31. Kemunduran Sebelum Berperang

1.6K 96 4
                                    

Tolong sampaikan ini padanya, bahwa aku mundur sebelum berperang.

🌞🌞🌞

    "Papa?" Suara itu? Gilang langsung mengangkat kepalanya lalu terkejut melihat mata anaknya yang terbuka.

"Naya, kamu bangun sayang."

Dengan segera Gilang memencet tombol yang ada di samping ranjang. Tak butuh waktu lama, dokter dan beberapa perawat datang. Dokter Firdaus langsung memeriksa keadaan Naya yang sudah 4 hari tertidur lelap.

Gilang tak henti-hentinya tersenyum dan mengucap syukur atas sadarnya Naya. Gilang benar-benar bahagia.

"Pak Gilang, keadaan Naya cukup membaik dari sebelumnya. Saya akan memanggil Dokter spesialis lain untuk membantu pemulihan Naya. Semoga itu membantu."

Gilang mengangguk setuju. Apapun itu asal untuk kebaikan anaknya Gilang akan setuju. "Terima kasih, Dok."

"Ya. Biarkan Naya seperti ini dulu, Pak. Lebih baik agar dia terbiasa dulu." Setelahnya, Dokter Firdaus melenggang keluar bersama beberapa perawat tadi.

Gilang mendekati Naya lalu tanpa aba-aba lagi Gilang langsung memeluk anak satu-satunya itu.

"Jihan, anak kita memang kuat. Dia gadis yang kuat, sangat kuat."

🌞🌞🌞

   Naya duduk di ranjang dengan pandangan ke arah TV di depannya. Di sampingnya ada Gilang yang berusaha menyuapi Naya, namun Naya tetap bergeming. Jangankan membuka mulutnya, melirik ke bubur itu saja enggan.

Gilang meletakan bubur itu ke meja nakas, lalu duduk di depan Naya. "Sayang, kamu nggak mau makan?"

Naya menggeleng.

"Emangnya mau makan apa?"

Naya terdiam. Tapi tiba-tiba saja Naya menatap dalam bola mata sang Papa. Detik berikutnya Naya sudah memeluk Papanya itu sambil menangis.

Gilang mengusap kepala Naya, dia tidak bertanya apa yang terjadi pada Naya, karena ia tahu apa yang di pikirkan anaknya itu. Gilang juga tahu, Naya sudah mengingat semuanya. Semua tentang kecelakaan itu dan mungkin dia merasa sedih karena kehilangan Mama dan Kakaknya. Dua orang yang dulu ia kira meninggal karena sakit.

"Selam--"

David terdiam di daun pintu ketika melihat anak dan papa berpelukan. David merasa canggung karena telah merusak moment kekeluargaan ini.

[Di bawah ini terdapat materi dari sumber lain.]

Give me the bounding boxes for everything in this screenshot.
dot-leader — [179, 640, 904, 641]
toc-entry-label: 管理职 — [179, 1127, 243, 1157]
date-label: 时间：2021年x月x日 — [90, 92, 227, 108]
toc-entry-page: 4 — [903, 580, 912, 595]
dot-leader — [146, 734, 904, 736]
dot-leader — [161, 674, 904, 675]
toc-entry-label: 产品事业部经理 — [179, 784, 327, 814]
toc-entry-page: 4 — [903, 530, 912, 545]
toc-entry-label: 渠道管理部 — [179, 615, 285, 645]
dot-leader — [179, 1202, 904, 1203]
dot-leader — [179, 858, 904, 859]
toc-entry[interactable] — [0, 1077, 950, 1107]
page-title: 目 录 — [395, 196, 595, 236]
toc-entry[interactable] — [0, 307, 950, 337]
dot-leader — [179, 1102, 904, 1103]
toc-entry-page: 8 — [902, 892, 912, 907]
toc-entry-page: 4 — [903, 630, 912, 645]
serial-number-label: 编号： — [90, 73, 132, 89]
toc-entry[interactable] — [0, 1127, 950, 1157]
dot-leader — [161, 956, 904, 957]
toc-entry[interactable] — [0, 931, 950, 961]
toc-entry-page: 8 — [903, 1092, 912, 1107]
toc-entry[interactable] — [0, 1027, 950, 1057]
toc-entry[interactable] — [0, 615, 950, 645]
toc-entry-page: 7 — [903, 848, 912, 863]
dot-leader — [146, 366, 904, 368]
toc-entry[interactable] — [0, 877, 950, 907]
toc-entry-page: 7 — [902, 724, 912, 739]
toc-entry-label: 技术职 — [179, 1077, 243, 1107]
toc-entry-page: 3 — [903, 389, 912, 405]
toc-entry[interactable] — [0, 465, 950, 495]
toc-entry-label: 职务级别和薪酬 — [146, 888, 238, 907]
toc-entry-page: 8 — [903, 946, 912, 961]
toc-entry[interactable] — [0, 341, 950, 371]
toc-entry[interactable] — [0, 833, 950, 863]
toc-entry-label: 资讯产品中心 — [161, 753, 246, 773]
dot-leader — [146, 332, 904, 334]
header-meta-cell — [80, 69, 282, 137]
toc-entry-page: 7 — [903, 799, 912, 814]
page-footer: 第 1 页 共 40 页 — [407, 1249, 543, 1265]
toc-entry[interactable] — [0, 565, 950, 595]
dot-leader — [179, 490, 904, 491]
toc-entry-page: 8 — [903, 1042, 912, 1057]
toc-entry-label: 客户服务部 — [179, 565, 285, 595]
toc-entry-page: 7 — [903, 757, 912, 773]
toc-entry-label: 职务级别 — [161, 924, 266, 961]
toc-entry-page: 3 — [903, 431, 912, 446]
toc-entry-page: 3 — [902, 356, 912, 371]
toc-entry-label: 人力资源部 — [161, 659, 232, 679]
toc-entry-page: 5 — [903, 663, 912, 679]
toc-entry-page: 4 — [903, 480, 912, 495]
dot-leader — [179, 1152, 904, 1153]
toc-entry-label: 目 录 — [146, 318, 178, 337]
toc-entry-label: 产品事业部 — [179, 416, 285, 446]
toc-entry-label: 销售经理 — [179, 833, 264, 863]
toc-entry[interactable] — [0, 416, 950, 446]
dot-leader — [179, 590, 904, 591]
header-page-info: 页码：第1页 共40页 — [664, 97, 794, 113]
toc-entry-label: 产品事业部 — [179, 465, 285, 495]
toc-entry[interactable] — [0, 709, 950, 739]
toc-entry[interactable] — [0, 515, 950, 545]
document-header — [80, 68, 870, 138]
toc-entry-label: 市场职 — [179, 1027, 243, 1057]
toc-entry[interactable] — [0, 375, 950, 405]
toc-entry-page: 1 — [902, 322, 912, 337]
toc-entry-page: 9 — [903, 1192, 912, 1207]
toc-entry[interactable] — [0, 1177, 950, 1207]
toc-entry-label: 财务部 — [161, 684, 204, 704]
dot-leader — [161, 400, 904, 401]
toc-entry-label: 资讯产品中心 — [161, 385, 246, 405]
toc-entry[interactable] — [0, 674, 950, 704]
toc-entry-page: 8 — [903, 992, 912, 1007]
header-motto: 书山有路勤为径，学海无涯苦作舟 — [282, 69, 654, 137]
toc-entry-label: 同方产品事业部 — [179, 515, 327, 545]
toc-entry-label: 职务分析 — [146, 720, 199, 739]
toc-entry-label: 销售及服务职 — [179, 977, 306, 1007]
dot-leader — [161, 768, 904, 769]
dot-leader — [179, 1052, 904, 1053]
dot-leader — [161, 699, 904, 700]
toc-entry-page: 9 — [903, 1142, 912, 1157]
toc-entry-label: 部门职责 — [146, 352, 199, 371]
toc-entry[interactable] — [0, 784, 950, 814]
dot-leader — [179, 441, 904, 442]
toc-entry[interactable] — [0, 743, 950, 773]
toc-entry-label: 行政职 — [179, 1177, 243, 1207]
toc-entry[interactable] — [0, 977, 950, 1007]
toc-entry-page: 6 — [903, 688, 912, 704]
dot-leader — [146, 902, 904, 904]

"Ngapain stop... ups!" Adam juga ikut merasa canggung. "Maaf, Om."

Gilang tersenyum lalu melepaskan pelukan Naya dan mengusap air mata anaknya itu. "Nggak pa-pa, ayo masuk."

"Yang lain kemana?" Tanya Gilang.

"Nanti nyusul, Om."

Gilang hanya mengangguk dan mulai kembali mengangkat mangkok berisi bubur tadi. "Nah, sekarang Naya makan ya?"

Naya tetap menggeleng. Gilang mengehala napas pasrah. Naya masih belum mau makan lalu bagaimana dia akan minum obat nantinya.